After the Axis invasion of Yugoslavia in April 1941 during World War II, German occupational forces adapted the Sajmište complex into the concentration camp originally called Jewish camp in Zemun (Judenlager Semlin), which colloquially became known as the Sajmište concentration camp. When the camp was established, the tower was equipped with searchlights and several machine gun nests to monitor the area and the river, and to stop those trying to escape the lager. The structure gained a moniker "death tower".

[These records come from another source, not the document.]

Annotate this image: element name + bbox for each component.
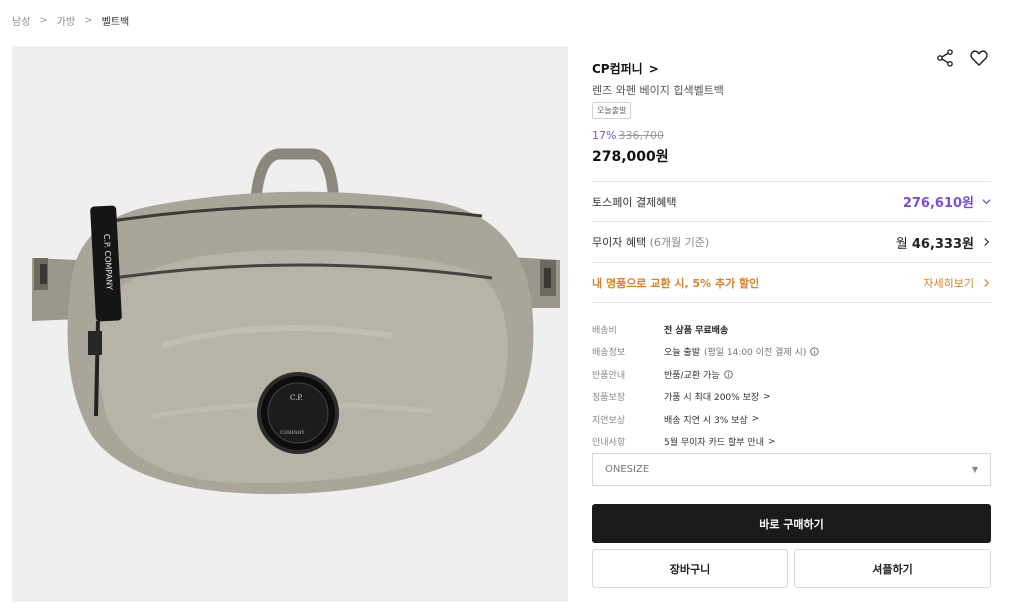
chevron-right-icon: > [648, 61, 659, 76]
detail-row-returns: 반품안내 반품/교환 가능 [592, 363, 991, 386]
installment-benefit-row[interactable]: 무이자 혜택 (6개월 기준) 월 46,333원 [592, 221, 991, 262]
discount-rate: 17% [592, 129, 617, 142]
installment-detail[interactable]: 월 46,333원 [896, 233, 991, 252]
detail-label: 배송정보 [592, 348, 626, 359]
detail-value-wrap: 5월 무이자 카드 할부 안내 > [664, 435, 776, 449]
installment-prefix: 월 [895, 236, 908, 252]
chevron-right-icon: > [763, 391, 771, 402]
price-original-row: 17% 336,700 [592, 129, 664, 142]
detail-label: 지연보상 [592, 415, 626, 426]
installment-value: 46,333원 [911, 236, 974, 252]
chevron-right-icon: > [39, 15, 48, 26]
detail-value-wrap: 가품 시 최대 200% 보장 > [664, 390, 771, 404]
breadcrumb: 남성 > 가방 > 벨트백 [12, 13, 129, 28]
installment-amount: 월 46,333원 [896, 233, 974, 252]
brand-name: CP컴퍼니 [592, 62, 643, 76]
sale-price: 278,000원 [592, 149, 669, 165]
breadcrumb-item-men[interactable]: 남성 [12, 13, 30, 28]
share-shopping-button[interactable]: 셔플하기 [794, 549, 991, 588]
chevron-right-icon [984, 237, 990, 247]
brand-link[interactable]: CP컴퍼니 > [592, 60, 659, 77]
size-select[interactable]: ONESIZE ▼ [592, 453, 991, 486]
chevron-right-icon: > [767, 436, 776, 447]
breadcrumb-item-bags[interactable]: 가방 [57, 13, 75, 28]
detail-label: 반품안내 [592, 370, 626, 381]
exchange-detail-text: 자세히보기 [923, 276, 974, 290]
detail-value-wrap: 반품/교환 가능 [664, 368, 733, 381]
detail-value: 배송 지연 시 3% 보상 [664, 415, 748, 426]
detail-row-shipping-fee: 배송비 전 상품 무료배송 [592, 318, 991, 341]
chevron-right-icon [984, 278, 990, 287]
installment-label: 무이자 혜택 [592, 236, 647, 249]
size-select-value: ONESIZE [605, 464, 650, 475]
share-icon[interactable] [935, 48, 955, 68]
svg-text:COMPANY: COMPANY [280, 430, 306, 436]
info-icon[interactable] [723, 370, 733, 379]
exchange-discount-row[interactable]: 내 명품으로 교환 시, 5% 추가 할인 자세히보기 [592, 262, 991, 303]
detail-row-delay-comp[interactable]: 지연보상 배송 지연 시 3% 보상 > [592, 408, 991, 431]
exchange-detail-link[interactable]: 자세히보기 [923, 275, 991, 291]
shipping-badge: 오늘출발 [592, 102, 632, 119]
detail-note: (평일 14:00 이전 결제 시) [703, 348, 807, 359]
exchange-discount-label: 내 명품으로 교환 시, 5% 추가 할인 [592, 276, 760, 290]
detail-row-notice[interactable]: 안내사항 5월 무이자 카드 할부 안내 > [592, 431, 991, 454]
info-icon[interactable] [810, 347, 820, 356]
tosspay-price: 276,610원 [902, 196, 974, 211]
buy-now-button[interactable]: 바로 구매하기 [592, 504, 991, 543]
chevron-right-icon: > [84, 15, 93, 26]
action-icons [935, 48, 989, 68]
detail-value: 가품 시 최대 200% 보장 [664, 393, 760, 404]
detail-label: 정품보장 [592, 393, 626, 404]
belt-bag-illustration: C.P. COMPANY C.P. COMPANY [32, 148, 560, 495]
detail-value: 오늘 출발 [664, 348, 700, 359]
add-to-cart-button[interactable]: 장바구니 [592, 549, 788, 588]
chevron-right-icon: > [751, 414, 760, 425]
original-price: 336,700 [618, 129, 664, 142]
installment-label-wrap: 무이자 혜택 (6개월 기준) [592, 234, 709, 250]
caret-down-icon: ▼ [971, 465, 978, 474]
product-image: C.P. COMPANY C.P. COMPANY [12, 46, 568, 602]
detail-value: 전 상품 무료배송 [664, 325, 729, 336]
tosspay-toggle[interactable]: 276,610원 [903, 192, 991, 211]
svg-text:C.P.: C.P. [290, 394, 303, 402]
detail-row-shipping-info: 배송정보 오늘 출발 (평일 14:00 이전 결제 시) [592, 341, 991, 364]
detail-label: 배송비 [592, 325, 617, 336]
shipping-details: 배송비 전 상품 무료배송 배송정보 오늘 출발 (평일 14:00 이전 결제… [592, 318, 991, 453]
detail-value-wrap: 오늘 출발 (평일 14:00 이전 결제 시) [664, 345, 820, 359]
tosspay-label: 토스페이 결제혜택 [592, 195, 677, 209]
breadcrumb-item-beltbag[interactable]: 벨트백 [102, 13, 130, 28]
detail-value: 반품/교환 가능 [664, 370, 720, 381]
tosspay-benefit-row[interactable]: 토스페이 결제혜택 276,610원 [592, 181, 991, 221]
detail-label: 안내사항 [592, 438, 626, 449]
product-name: 렌즈 와펜 베이지 힙색벨트백 [592, 84, 724, 97]
detail-row-authenticity[interactable]: 정품보장 가품 시 최대 200% 보장 > [592, 386, 991, 409]
detail-value: 5월 무이자 카드 할부 안내 [664, 438, 764, 449]
installment-note: (6개월 기준) [649, 236, 710, 249]
detail-value-wrap: 배송 지연 시 3% 보상 > [664, 413, 759, 426]
chevron-down-icon [982, 199, 991, 205]
heart-icon[interactable] [969, 48, 989, 68]
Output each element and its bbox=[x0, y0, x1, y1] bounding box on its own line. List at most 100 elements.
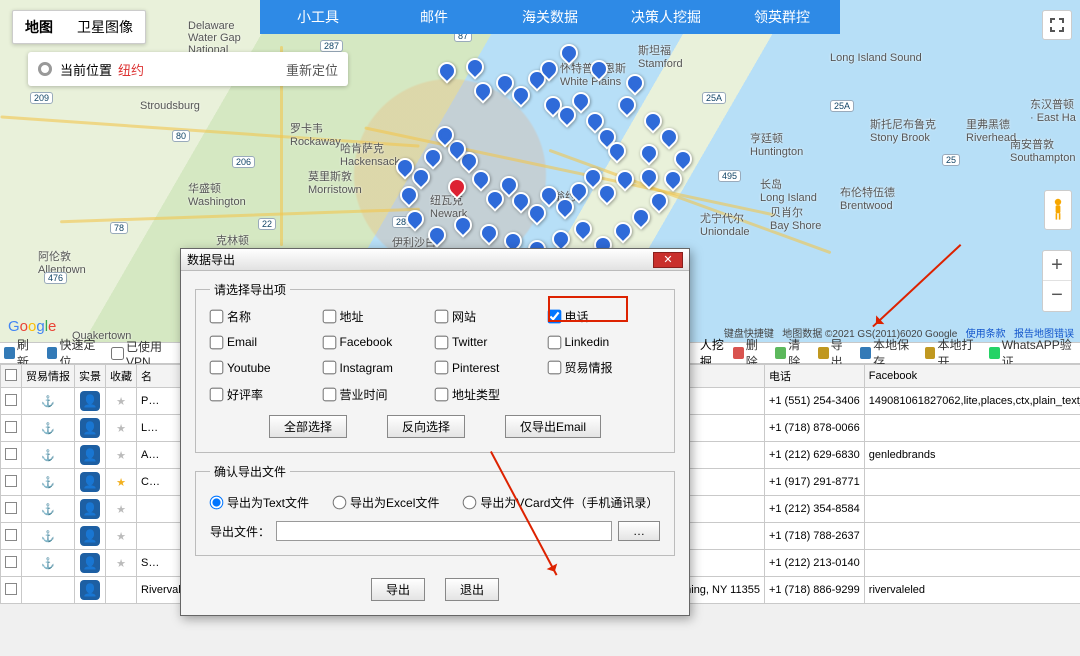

It escaped all heavy bombardments of Belgrade during the war, including German bombing in April 1941, and Allied Easter bombing in April 1944, when majority of the camp itself was destroyed, but the tower survived. During the Belgrade offensive in October 1944, Politika's photographer Vladeta Limić took photos of the fighting at the tower during the battle for expelling the Germans out of Belgrade. The tower survived those clashes, too.

== Demolition ==

Though it survived the war, the new Communist authorities decided in the late 1945 to demolish the tower, sending German war prisoners to tear it down. Reasons for such decision remained unknown. It is usually suggested that this has been done due to the highly negative perception among the residents because of the role the tower had during the war years, as it is estimated that up to 23,000 people perished in the Sajmište concentration camp. One of the last photos of the tower was from October 1945, when military units were making preparations for the 20 October parade, marking the first anniversary of the liberation of Belgrade. Several weeks later it was wired and demolished.

Demolition of the tower left Palace Albanija, built in 1939, only one year after the tower, as the tallest structure in Belgrade with its 53 m. The next Belgrade structure that would surpass the height of the Škoda tower will be built only in 1974, when the 101 m tall Beograđanka building was finished.

The tower was located in the southeast corner of the complex, next to the road along the Sava river, where the modern Old Sava Bridge, built in 1942, crosses the river. Nothing remained of the structure, and a football pitch of FK Brodarac was built on its location.